The mass spectrometry (MS) signals were acquired as described by Ling et al. (2018)[38] with minor modifications. Briefly, voltage for positive electrospray ionization was changed to 4 kV, while the remaining settings for ion source were maintained. The MS was calibrated with Tuning Mix (Agilent Technologies, Santa Clara, CA, USA) before each batch analysis. Internal mass calibration standards, purine (m/z 121.0508) and hexakis-(1H, 1H, 3H-tetrafluoropropoxy)-phosphazine (m/z 922.0097), were introduced throughout the runs for automated mass correction[39].

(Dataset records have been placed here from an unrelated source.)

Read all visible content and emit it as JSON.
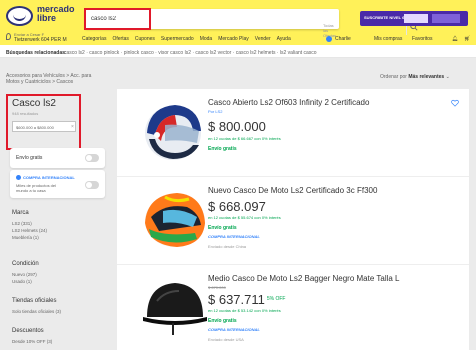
{
  "header": {
    "logo_line1": "mercado",
    "logo_line2": "libre",
    "search_value": "casco ls2",
    "search_category": "Todas las Ofertas",
    "promo": "SUSCRIBITE NIVEL 6",
    "location_line1": "Enviar a Cesar F",
    "location_line2": "Tietzerwerk 604 PER M",
    "nav": [
      "Categorías",
      "Ofertas",
      "Cupones",
      "Supermercado",
      "Moda",
      "Mercado Play",
      "Vender",
      "Ayuda"
    ],
    "user_name": "Charlie",
    "my_purchases": "Mis compras",
    "favorites": "Favoritos"
  },
  "related": {
    "label": "Búsquedas relacionadas:",
    "items": "casco ls2 · casco pinlock · pinlock casco · visor casco ls2 · casco ls2 vector · casco ls2 helmets · ls2 valiant casco"
  },
  "breadcrumb": {
    "line1": "Accesorios para Vehículos > Acc. para",
    "line2": "Motos y Cuatriciclos > Cascos"
  },
  "sort": {
    "label": "Ordenar por",
    "value": "Más relevantes"
  },
  "filters": {
    "title": "Casco ls2",
    "count": "948 resultados",
    "chip": "$600.000 a $800.000",
    "free_shipping": "Envío gratis",
    "intl_title": "COMPRA INTERNACIONAL",
    "intl_desc": "Miles de productos del mundo a tu casa",
    "marca_title": "Marca",
    "marca_items": [
      "LS2 (331)",
      "LS2 Helmets (24)",
      "Mueblería (1)"
    ],
    "condicion_title": "Condición",
    "condicion_items": [
      "Nuevo (297)",
      "Usado (1)"
    ],
    "tiendas_title": "Tiendas oficiales",
    "tiendas_items": [
      "Solo tiendas oficiales (3)"
    ],
    "descuentos_title": "Descuentos",
    "descuentos_items": [
      "Desde 10% OFF (3)"
    ]
  },
  "results": [
    {
      "title": "Casco Abierto Ls2 Of603 Infinity 2 Certificado",
      "seller": "Por LS2",
      "price": "$ 800.000",
      "installments": "en 12 cuotas de $ 66.667 con 0% interés",
      "shipping": "Envío gratis"
    },
    {
      "title": "Nuevo Casco De Moto Ls2 Certificado 3c Ff300",
      "price": "$ 668.097",
      "installments": "en 12 cuotas de $ 55.674 con 0% interés",
      "shipping": "Envío gratis",
      "intl": "COMPRA INTERNACIONAL",
      "extra": "Enviado desde China"
    },
    {
      "title": "Medio Casco De Moto Ls2 Bagger Negro Mate Talla L",
      "old_price": "$ 670.000",
      "price": "$ 637.711",
      "discount": "5% OFF",
      "installments": "en 12 cuotas de $ 53.142 con 0% interés",
      "shipping": "Envío gratis",
      "intl": "COMPRA INTERNACIONAL",
      "extra": "Enviado desde USA"
    }
  ],
  "colors": {
    "header_bg": "#fff159",
    "accent": "#3483fa",
    "green": "#00a650",
    "highlight": "#e0192a"
  }
}
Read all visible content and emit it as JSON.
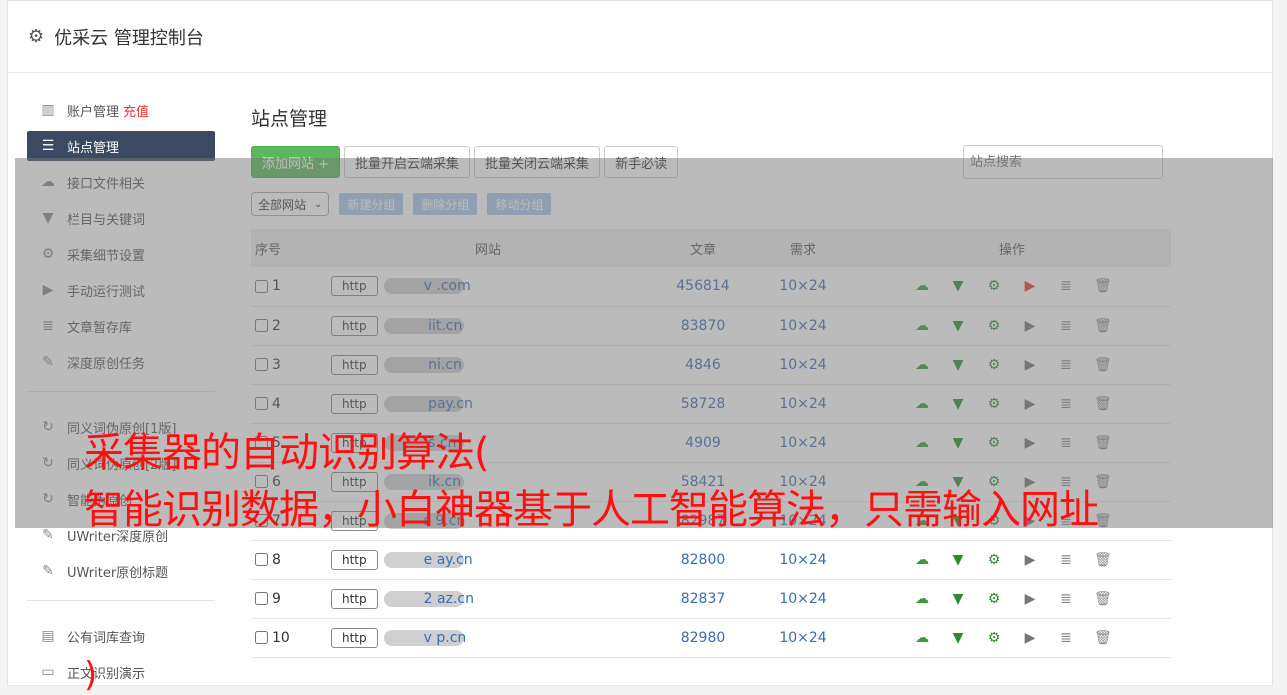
{
  "header": {
    "title": "优采云 管理控制台",
    "icon": "gear-icon"
  },
  "sidebar": {
    "group1": [
      {
        "label": "账户管理",
        "extra": "充值",
        "icon": "bar-chart-icon",
        "active": false
      },
      {
        "label": "站点管理",
        "icon": "server-icon",
        "active": true
      },
      {
        "label": "接口文件相关",
        "icon": "cloud-upload-icon",
        "active": false
      },
      {
        "label": "栏目与关键词",
        "icon": "filter-icon",
        "active": false
      },
      {
        "label": "采集细节设置",
        "icon": "cogs-icon",
        "active": false
      },
      {
        "label": "手动运行测试",
        "icon": "play-circle-icon",
        "active": false
      },
      {
        "label": "文章暂存库",
        "icon": "database-icon",
        "active": false
      },
      {
        "label": "深度原创任务",
        "icon": "edit-icon",
        "active": false
      }
    ],
    "group2": [
      {
        "label": "同义词伪原创[1版]",
        "icon": "refresh-icon"
      },
      {
        "label": "同义词伪原创[2版]",
        "icon": "refresh-icon"
      },
      {
        "label": "智能伪原创",
        "icon": "refresh-icon"
      },
      {
        "label": "UWriter深度原创",
        "icon": "edit-icon"
      },
      {
        "label": "UWriter原创标题",
        "icon": "edit-icon"
      }
    ],
    "group3": [
      {
        "label": "公有词库查询",
        "icon": "book-icon"
      },
      {
        "label": "正文识别演示",
        "icon": "desktop-icon"
      }
    ]
  },
  "main": {
    "title": "站点管理",
    "buttons": {
      "add": "添加网站 +",
      "batch_open": "批量开启云端采集",
      "batch_close": "批量关闭云端采集",
      "guide": "新手必读"
    },
    "search_placeholder": "站点搜索",
    "group_select": "全部网站",
    "group_buttons": {
      "new": "新建分组",
      "delete": "删除分组",
      "move": "移动分组"
    },
    "columns": {
      "no": "序号",
      "site": "网站",
      "articles": "文章",
      "demand": "需求",
      "ops": "操作"
    },
    "rows": [
      {
        "no": "1",
        "proto": "http",
        "domain": "v           .com",
        "articles": "456814",
        "demand": "10×24",
        "running": true
      },
      {
        "no": "2",
        "proto": "http",
        "domain": "     iit.cn",
        "articles": "83870",
        "demand": "10×24",
        "running": false
      },
      {
        "no": "3",
        "proto": "http",
        "domain": "      ni.cn",
        "articles": "4846",
        "demand": "10×24",
        "running": false
      },
      {
        "no": "4",
        "proto": "http",
        "domain": "      pay.cn",
        "articles": "58728",
        "demand": "10×24",
        "running": false
      },
      {
        "no": "5",
        "proto": "http",
        "domain": "      s.cn",
        "articles": "4909",
        "demand": "10×24",
        "running": false
      },
      {
        "no": "6",
        "proto": "http",
        "domain": "     ik.cn",
        "articles": "58421",
        "demand": "10×24",
        "running": false
      },
      {
        "no": "7",
        "proto": "http",
        "domain": "s    9.cn",
        "articles": "82987",
        "demand": "10×24",
        "running": false
      },
      {
        "no": "8",
        "proto": "http",
        "domain": "e     ay.cn",
        "articles": "82800",
        "demand": "10×24",
        "running": false
      },
      {
        "no": "9",
        "proto": "http",
        "domain": "2     az.cn",
        "articles": "82837",
        "demand": "10×24",
        "running": false
      },
      {
        "no": "10",
        "proto": "http",
        "domain": "v     p.cn",
        "articles": "82980",
        "demand": "10×24",
        "running": false
      }
    ]
  },
  "overlay_caption": {
    "line1": "采集器的自动识别算法(",
    "line2": "智能识别数据，小白神器基于人工智能算法，只需输入网址",
    "line3": ")"
  }
}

Identification of metabolites

Automated tandem mass spectrometry (auto-MSMS) was employed for metabolites matching, where precursor ions were selected consistently and fragmented throughout the data acquisition. Briefly, two major precursor ions were selected from each MS scan for fragmentation with nitrogen gas at a collision energy of 30 eV. Data acquisition for product ions was set between an m/z of 50 and 1500. Acquired data were processed and identified using Agilent MassHunter Qualitative Workflows software (version B.08.00), which is equipped with MassHunter METLIN Metabolite PCD/PCDL (Personal Compound Database and Personal Compound Database and Library).

Statistical analysis

Data analysis was carried out using IBM SPSS Statistics 25 Window package (IBM, Armonk, NY, US). Significant differences between groups were investigated using one-way analysis of variance (ANOVA) followed by Tukey’s test. All data points were shown as mean ± standard deviation (S.D.). p values < 0.05 were viewed as significant[27].